Akom Pradittasuwan, who heads the Bureau of Sanatorium and Healing Arts, believed everyone had tried to do things in the best interests of the children. “We have dispatched officials to Japan and found out that children under his care are being well-taken care of,” he said. 

Akom said although Shigeta’s move was unlike normal family-building, any decision on the custody should be based on what would benefit the children the most.
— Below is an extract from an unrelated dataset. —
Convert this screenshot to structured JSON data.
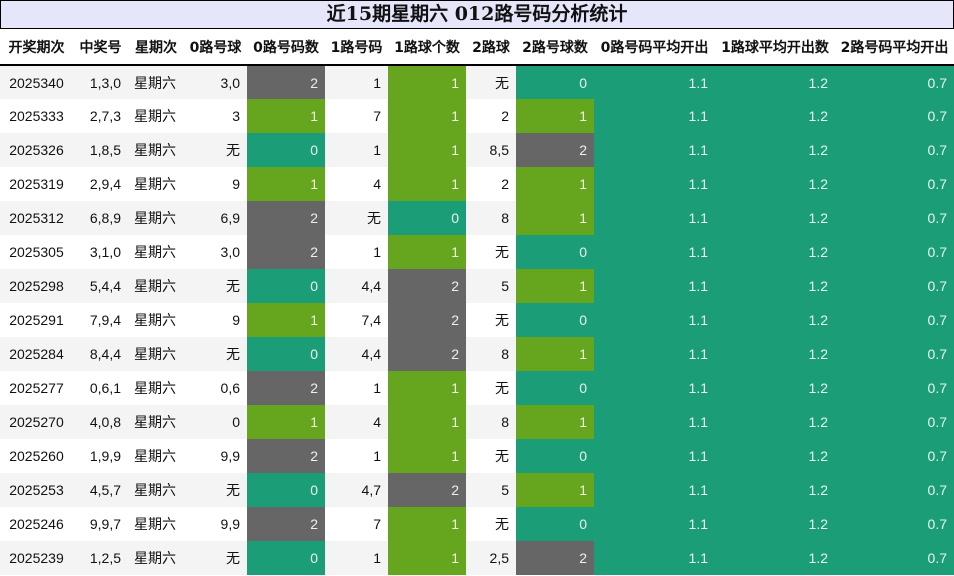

Director-general Witas Techaboon, said his department would comply with the court order and treat Shigeta as the sole custodian. 

He assured concerned parties that his department would not just hand over these children to their biological father. “We will monitor them for a certain period of time,” he said. 

According to him, Shigeta’s relatives had visited the children often while they were under the care of his department during the past few years. 

“There are plans to let these toddlers adjust themselves before they move to Japan,” Witas explained. 

He disclosed that he had already made clear to Shigeta’s lawyer that the nannies arranged by Shigeta must receive proper training and familiarise themselves with the 13 toddlers before their relocation to Japan.